27 February 2008

Moving slowly


Do you ever feel as though everyone is moving faster than you? That they are more capable to manage all that life has- and you wonder if they are on a 30 hour day instead of the standard 24 hours that you have. I do not know how to pack more into my life... every day i fall a little more behind. I want to fit everything in but it doesn't work and well---- it isn't good. My list grows longer, and my anxiety heightens to the point of being so overwelmed that I can't think straight because there is just too much jamming my airwaves at once. They are all jocking for position and importance and blocking the way.
So, yes I feel very much as though others are moving EXTREMELY faster than I. And in this case, the steady do not win. Maybe I need a new strategy! I should pull the "to Do's" the bossy little twirps that they are from a hat...that way they don't fight for attention- disasterous if I spend the night mending my hole ridden socks instead of applying for a job- so no a hat won't work.
Maybe a new calendar to prioritize on- well I've now got 3! One more and I'll need a suitcase to carry all my items. BAH! Another twirpy "to do"- figure out how to manage the "to do's". TOooo much for this night!

26 February 2008

New School

This is S. Bruce Smith... i took this picture the first time i saw it. I live here 8am till approx. 4ish pm everyday with 10 art classes, leadership class and homeroom....in total the school has 700 students and i teach 400 through the course of a week.

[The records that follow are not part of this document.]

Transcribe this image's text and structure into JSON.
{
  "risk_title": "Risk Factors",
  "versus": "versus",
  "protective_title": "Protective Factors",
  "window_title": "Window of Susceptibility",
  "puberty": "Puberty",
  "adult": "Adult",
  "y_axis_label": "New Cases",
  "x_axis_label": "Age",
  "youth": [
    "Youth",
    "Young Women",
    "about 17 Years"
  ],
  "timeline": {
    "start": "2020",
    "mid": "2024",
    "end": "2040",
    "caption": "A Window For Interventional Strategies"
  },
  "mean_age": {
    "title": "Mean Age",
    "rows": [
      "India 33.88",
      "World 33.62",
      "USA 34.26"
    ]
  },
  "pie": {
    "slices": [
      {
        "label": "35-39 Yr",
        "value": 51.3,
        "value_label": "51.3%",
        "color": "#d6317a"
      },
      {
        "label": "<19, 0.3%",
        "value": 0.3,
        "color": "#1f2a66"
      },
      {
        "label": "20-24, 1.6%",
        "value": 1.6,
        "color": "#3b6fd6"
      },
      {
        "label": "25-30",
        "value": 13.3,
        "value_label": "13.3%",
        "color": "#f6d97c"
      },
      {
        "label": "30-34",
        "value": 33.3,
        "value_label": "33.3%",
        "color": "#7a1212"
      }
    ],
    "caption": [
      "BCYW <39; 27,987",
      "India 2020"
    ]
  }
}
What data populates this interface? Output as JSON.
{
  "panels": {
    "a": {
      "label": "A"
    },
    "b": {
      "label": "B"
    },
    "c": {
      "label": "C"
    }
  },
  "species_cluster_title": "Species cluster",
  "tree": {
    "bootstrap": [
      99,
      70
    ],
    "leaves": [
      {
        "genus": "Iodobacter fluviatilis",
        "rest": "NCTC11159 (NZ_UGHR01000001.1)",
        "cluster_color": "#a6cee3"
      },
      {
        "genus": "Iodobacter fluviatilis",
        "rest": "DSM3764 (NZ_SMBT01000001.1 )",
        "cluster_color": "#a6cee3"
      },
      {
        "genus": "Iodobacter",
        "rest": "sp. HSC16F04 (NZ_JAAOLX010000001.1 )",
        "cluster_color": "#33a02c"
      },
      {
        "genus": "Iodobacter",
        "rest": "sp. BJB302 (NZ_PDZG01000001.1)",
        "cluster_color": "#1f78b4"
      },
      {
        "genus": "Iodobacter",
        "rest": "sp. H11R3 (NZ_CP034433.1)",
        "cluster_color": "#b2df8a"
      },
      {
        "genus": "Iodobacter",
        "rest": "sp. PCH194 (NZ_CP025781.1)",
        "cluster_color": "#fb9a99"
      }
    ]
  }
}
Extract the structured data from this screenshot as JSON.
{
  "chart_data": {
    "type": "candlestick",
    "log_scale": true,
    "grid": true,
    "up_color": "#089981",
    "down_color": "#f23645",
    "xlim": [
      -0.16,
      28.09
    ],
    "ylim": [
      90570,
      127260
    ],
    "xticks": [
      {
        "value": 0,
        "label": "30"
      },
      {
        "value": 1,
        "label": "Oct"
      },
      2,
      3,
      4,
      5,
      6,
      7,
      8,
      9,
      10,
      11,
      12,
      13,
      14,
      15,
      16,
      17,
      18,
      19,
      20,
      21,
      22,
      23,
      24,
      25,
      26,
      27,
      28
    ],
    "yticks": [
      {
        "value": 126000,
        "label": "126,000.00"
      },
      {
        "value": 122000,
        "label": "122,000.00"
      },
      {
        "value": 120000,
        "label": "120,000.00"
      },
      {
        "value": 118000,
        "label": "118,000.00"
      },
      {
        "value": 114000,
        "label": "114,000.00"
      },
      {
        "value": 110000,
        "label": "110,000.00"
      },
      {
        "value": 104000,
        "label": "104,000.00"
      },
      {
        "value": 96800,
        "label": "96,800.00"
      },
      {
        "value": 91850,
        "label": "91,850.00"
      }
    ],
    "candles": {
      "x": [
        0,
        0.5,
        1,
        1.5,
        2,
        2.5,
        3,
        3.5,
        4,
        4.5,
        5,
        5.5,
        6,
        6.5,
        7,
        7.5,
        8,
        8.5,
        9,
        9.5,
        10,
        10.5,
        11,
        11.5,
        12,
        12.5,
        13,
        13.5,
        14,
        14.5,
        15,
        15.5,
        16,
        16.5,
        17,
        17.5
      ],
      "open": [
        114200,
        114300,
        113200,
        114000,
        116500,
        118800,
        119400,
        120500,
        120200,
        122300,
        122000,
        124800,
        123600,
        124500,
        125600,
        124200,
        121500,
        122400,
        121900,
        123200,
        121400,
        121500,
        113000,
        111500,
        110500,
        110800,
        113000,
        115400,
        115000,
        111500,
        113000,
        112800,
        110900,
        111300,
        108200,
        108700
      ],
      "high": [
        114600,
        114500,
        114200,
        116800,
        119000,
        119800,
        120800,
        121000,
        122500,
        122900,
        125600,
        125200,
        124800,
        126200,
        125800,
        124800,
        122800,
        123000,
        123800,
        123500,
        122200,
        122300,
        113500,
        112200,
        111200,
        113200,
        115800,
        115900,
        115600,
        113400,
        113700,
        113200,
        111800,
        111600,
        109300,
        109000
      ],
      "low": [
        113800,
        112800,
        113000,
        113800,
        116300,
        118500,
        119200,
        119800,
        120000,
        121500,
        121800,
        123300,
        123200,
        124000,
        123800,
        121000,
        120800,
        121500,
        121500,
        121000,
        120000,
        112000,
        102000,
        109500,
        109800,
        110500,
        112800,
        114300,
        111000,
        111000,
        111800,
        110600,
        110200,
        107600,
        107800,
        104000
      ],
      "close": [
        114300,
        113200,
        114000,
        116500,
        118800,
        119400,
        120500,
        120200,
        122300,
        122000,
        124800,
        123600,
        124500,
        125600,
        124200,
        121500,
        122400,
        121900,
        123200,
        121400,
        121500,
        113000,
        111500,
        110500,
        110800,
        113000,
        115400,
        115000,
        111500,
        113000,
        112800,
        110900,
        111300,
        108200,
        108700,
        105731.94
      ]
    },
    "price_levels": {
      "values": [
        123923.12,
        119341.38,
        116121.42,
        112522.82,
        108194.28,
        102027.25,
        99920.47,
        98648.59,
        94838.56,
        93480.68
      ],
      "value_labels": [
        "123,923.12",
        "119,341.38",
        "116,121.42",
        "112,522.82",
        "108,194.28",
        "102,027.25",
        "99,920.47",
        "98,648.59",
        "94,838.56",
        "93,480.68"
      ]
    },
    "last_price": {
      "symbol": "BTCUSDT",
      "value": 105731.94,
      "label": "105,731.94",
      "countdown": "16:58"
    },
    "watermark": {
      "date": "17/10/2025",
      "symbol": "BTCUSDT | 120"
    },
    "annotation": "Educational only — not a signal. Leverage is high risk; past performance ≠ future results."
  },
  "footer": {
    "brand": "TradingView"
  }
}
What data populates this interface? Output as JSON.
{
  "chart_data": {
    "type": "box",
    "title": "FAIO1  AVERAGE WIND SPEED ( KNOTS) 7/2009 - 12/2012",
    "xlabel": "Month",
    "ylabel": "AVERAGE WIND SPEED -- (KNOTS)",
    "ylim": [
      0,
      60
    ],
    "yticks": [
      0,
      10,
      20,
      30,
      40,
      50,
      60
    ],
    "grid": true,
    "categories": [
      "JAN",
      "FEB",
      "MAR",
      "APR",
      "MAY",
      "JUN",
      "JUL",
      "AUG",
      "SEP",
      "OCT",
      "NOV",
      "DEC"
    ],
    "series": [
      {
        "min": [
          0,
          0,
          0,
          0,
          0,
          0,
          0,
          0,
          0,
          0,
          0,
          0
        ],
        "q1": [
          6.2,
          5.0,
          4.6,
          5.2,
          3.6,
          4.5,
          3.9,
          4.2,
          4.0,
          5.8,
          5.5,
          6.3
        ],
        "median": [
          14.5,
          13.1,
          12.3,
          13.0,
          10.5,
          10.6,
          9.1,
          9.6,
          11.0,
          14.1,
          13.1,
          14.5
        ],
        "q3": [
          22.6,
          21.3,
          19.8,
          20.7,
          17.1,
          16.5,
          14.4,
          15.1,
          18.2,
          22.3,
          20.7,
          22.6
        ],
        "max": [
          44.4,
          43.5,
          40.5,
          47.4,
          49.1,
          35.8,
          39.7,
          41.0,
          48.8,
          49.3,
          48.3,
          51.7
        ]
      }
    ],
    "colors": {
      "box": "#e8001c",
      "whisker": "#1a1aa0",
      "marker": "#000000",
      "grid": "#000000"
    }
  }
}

Junior High students are so different than 15 years ago when i was a student there- and they are different from me. Everyday i tell myself that they are precious, they are just children and it is a honor to teach another's child. By end of day, these thoughts are harder to retain, but luckily at that point the children go home and i go to the gym to work out my anxious energies on a treadmill.

i still worry about the future of education, of children and of their precious lives. i know there is much i can teach them however getting them to listen is the first challenge. The lessons i wish to teach them are endless- i need to find their rhythm and their "what works" and then FIT IT.

24 February 2008

Is Art a Luxury or a NEED?

This is a piece from Harold Klunder - a past University Professor of mine.


Is ART a LUXURY or a NEED?

For the last two years, art has been a luxury- - - a luxury of time, of space, of thought, of life… The last couple years have been HARD and months ago, I set it into survival mode. And yet looking back, the times when I was happiest, I had some form of art going on whether in community class, CRAFT creativity - - - some way of a personal creative outlet. I should have clued in that survival for me is having a voice of creativity- - - when did I forget? What am I going to do now to change my current path? It is a NEED.

On a global sense, is art a need or luxury?

How do different societies view art? I grew up with academics, attendance and sports being the recognizable accomplishments. What about art? Why do some struggle to take it seriously?

Is there a way to teach appreciation or enhance the NEED of art in society?

What LENSE are you LOOKING through?


Do you really SEE? I was in superstore the yesterday standing in the “10 items or less line”. There was a very European woman (my own stereotypical judgment) probably 55-65 yrs old. Behind her was a man in his 30’s form an African background although he was wearing an oversized baseball/toque color striped cap. I was standing behind him. The woman placed her items on the counter but did not remove her basket from the shelf. The man then asked her to move the basket so that he had somewhere to place his while he unloaded. She first ignored him, and then looked him up and down giving him a disgusted look of despise. I watched the whole thing- and then wondered how many looks a day he gets? I moved the basket, watched the European woman leave and saw this young man’s daughter of 10 years old come bouncing over. Does she experience the same as her father? What makes us so ignorant and make these judgments? Is it our right to judge one another? How do we change it?

Such a long long time


It has been weeks since a post- not much has changed but the moments are great! I have completed another semester of school, started student teaching, and have been attending the YMCA for gym time! It is time to find a new rhythm again. To be a teacher, to be an exerciser, to be a student, to be a designer, to be a roommate.....so many roles and not enough time in the day for it all. Where does one start to find balance?

01 February 2008

Busy Work


Another day of busy work of checking off more on my "to do" list. I am starting to prepare for seeking, once again, WORK--- a life outside of being a university student to a working member of society. It is coming along though....
I am also watching documentaries of artist --- an assignment for art class! Friday night of laundry, art movies and ice cream for dinner! It is certainly a day and an evening of GO--- and definately tomorrow too.